AGS Area II is a study of the nature of knowledge, while AGS Area III is focused on the personal and social development of students.
One aspect of Arkansas Governor’s School that differentiates it from students’ high school routine is there are no grades at AGS.
“It’s never been about grades for me,” said Staton. “It’s knowing that I did something well and to the best of my ability. That’s how I look at school.”
Beyond the classroom, AGS 2021 participants will learn from impact speakers, watch impact movies and engage in cultural experiences through collaborations with Crystal Bridges Museum of American Art, Arkansas Shakespeare Theatre and the William J. Clinton Presidential Library and Museum. There are also daily recreation programs.
“There’s a lot of nervousness from the students right now, but there’s also a lot of excitement,” said Dr.
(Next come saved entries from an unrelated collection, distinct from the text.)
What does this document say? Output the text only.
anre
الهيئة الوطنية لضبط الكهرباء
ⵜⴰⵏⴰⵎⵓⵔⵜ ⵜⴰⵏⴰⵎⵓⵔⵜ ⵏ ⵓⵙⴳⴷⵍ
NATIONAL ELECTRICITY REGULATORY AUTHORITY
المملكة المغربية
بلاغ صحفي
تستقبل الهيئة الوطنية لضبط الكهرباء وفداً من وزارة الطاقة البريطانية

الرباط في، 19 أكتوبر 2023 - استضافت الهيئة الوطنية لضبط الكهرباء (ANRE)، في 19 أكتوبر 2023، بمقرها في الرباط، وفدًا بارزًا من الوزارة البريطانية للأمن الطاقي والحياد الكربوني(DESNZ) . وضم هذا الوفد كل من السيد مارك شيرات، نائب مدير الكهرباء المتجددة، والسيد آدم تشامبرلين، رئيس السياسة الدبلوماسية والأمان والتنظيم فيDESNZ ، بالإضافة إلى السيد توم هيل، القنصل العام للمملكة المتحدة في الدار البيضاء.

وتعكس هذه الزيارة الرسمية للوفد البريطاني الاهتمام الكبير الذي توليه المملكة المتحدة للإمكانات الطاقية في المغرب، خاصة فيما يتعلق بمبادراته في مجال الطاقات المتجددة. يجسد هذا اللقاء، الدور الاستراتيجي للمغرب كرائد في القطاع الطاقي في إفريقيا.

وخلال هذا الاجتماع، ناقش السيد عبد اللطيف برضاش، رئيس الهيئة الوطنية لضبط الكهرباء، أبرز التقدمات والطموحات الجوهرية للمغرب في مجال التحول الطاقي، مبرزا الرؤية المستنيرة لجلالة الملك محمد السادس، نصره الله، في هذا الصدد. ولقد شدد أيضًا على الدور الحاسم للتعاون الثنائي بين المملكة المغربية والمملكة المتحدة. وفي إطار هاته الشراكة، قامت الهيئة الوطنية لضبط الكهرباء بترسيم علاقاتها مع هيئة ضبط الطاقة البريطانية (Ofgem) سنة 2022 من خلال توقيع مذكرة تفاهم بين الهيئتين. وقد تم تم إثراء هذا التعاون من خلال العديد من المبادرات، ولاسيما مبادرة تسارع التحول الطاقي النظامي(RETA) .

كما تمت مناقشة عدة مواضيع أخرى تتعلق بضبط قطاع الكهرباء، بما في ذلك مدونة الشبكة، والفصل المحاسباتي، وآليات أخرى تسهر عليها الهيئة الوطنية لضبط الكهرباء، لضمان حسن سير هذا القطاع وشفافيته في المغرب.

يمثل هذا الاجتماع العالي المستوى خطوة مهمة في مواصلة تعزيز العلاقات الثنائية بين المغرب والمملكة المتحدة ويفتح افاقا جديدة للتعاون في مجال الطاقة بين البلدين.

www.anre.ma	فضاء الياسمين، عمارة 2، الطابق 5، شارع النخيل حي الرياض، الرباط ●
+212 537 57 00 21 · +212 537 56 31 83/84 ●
Robin Lasey, director of AGS at Arkansas Tech. “The diversity of people and the diversity of thought that we have in this state, and the opportunity to bring them together to share ideas, that’s just cool to me. You have to experience (AGS) to really understand how special this program is.”
Arkansas Governor’s School is administered by Krystal Nail, supervisor for Arkansas Department of Education Gifted and Talented Programs, with assistance from an advisory council appointed by the governor.
“Coming back to this after a year of being away from people (due to the COVID-19 pandemic) is special,” said Dr. Jeff Woods, co-director and Area I coordinator for AGS at Arkansas Tech. “What we want is people to be exposed to the world…to new things, to new ideas, maybe ideas that are different from theirs. We don’t necessarily expect them to change any of their views on the world, but we want them to know there are other ideas out there and to discuss those in an open and free environment where they feel comfortable. It’s a balance between challenge and comfort, and I think we strike that balance really well.”